All they did was announce tighter budget discipline would be accompanied by a closer fiscal integration well that's the future so what about the present? They decided to add 200 billion Euros to their bailout fund and said said they would start a 500 billion Euro rescue fund next year. So next year they have 500 billion? Its to small. Italy's debts are 1.5 trillion alone, then we have all the bailout nations and nations that could fall like Spain – the rescue fund is to small and to late.


Ratings agency Standard & Poor's heaped more pressure on the Euro zone, with its chief economist saying time was running out for the currency bloc to get to grips with its debt problems



Jean-Michel Six, chief economist of the agency who last week by putting 15 Euro zone countries on a watch for a potential downgrade, said last week's EU summit agreement was a significant step forward, but not enough – of course he's right.


The only real short term solution is to use the ECB but Germany is opposed to it at present but unless it changes its stance, the market will continue to attack countries like Italy which has been called to big to fail but it could be tipped over the edge unless confidence is restored and soon.


Looking to the future Euro zone is looking at falling growth, rising inflation and years of hardship and people power will probably bring about its demise Italy began a week of strikes by the three biggest labour unions against Prime Minister Mario Monti's 33 billion austerity package and we have seen huge protests in Spain and of course in Greece. The people of Euro zone are getting fed up with the leadership and the way their lives are being ruined, by arrogant leaders and out of touch leaders who cannot agree what to do.


Britain used its veto at the summit last week but the people were not exactly bothered about it affecting relations with Europe. In an opinion poll in a national paper today the fact is if membership was put to referendum, there could well be a majority who would vote to leave and this is true in many European countries.

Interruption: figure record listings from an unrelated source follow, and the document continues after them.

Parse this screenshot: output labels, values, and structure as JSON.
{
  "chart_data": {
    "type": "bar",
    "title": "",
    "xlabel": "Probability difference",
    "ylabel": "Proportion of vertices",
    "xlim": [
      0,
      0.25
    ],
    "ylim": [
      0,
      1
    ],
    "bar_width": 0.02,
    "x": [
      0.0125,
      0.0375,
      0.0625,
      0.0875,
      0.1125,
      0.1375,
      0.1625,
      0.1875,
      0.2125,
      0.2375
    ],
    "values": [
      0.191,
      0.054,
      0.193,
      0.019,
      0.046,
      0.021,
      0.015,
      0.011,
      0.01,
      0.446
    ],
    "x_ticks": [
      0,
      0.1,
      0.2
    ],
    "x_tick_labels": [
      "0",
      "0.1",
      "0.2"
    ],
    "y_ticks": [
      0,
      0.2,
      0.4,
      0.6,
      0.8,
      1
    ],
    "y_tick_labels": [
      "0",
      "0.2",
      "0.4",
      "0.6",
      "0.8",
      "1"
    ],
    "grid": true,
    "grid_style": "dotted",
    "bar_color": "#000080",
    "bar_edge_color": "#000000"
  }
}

The whole Euro zone concept is flawed - its not like the United states with tight leadership and fiscal integration, its a lose collection of nations who all have their own agenda and therefore, fail to agree on what's best for the zone as a whole. The Euro's political divisions and fiscal problems were glossed over in the boom years - but are now starting to accelerate and while, the Euro may be patched up in the short term, in its current format it simply cannot survive long term.


Comment


India – Factory Output Down First Fall Since June 2009


We have been saying for a while, that the tiger nations which have driven growth in recent years were due big falls and after the bad news out of China last week which saw a rash of bad economic numbers and the Brazilian economy showing no growth, India is seeing output fall...


Out at factories, utilities and mines fell 5.1 percent from a year earlier after a revised 2 percent gain in September, the Central Statistical Office reported today which is the first decline since June 2009. Reserve Bank Governor Duvvuri Subbarao has raised the repurchase rate by 375 basis points since the start of 2010 which amounts to the biggest and quickest increases since the central bank was established in 1935.


In fact the Indian Yield curve just like the Brazilian one is inverted which as we pointed out a few months ago is a warning of recession to come and at the time we said this the only 3 countries with worse yield curves were the bailout countries in Euro zone – Ireland, Portugal and Greece.


Final Words- Global Economy Sliding into Recession


Euro zone remains in a mess the UK, Japanese and American economies all remain sluggish and the nations of the East and the powerhouse Brazilian economy which have provided most of the economic growth and optimism about global growth are now all hitting the buffers and we see no reason for the global economy getting better, before it gets a lot worse.


With the bearish backdrop to the global economy, we see the dollar as bullish and after taking profits last week, were back long the dollar and expect more profits to come.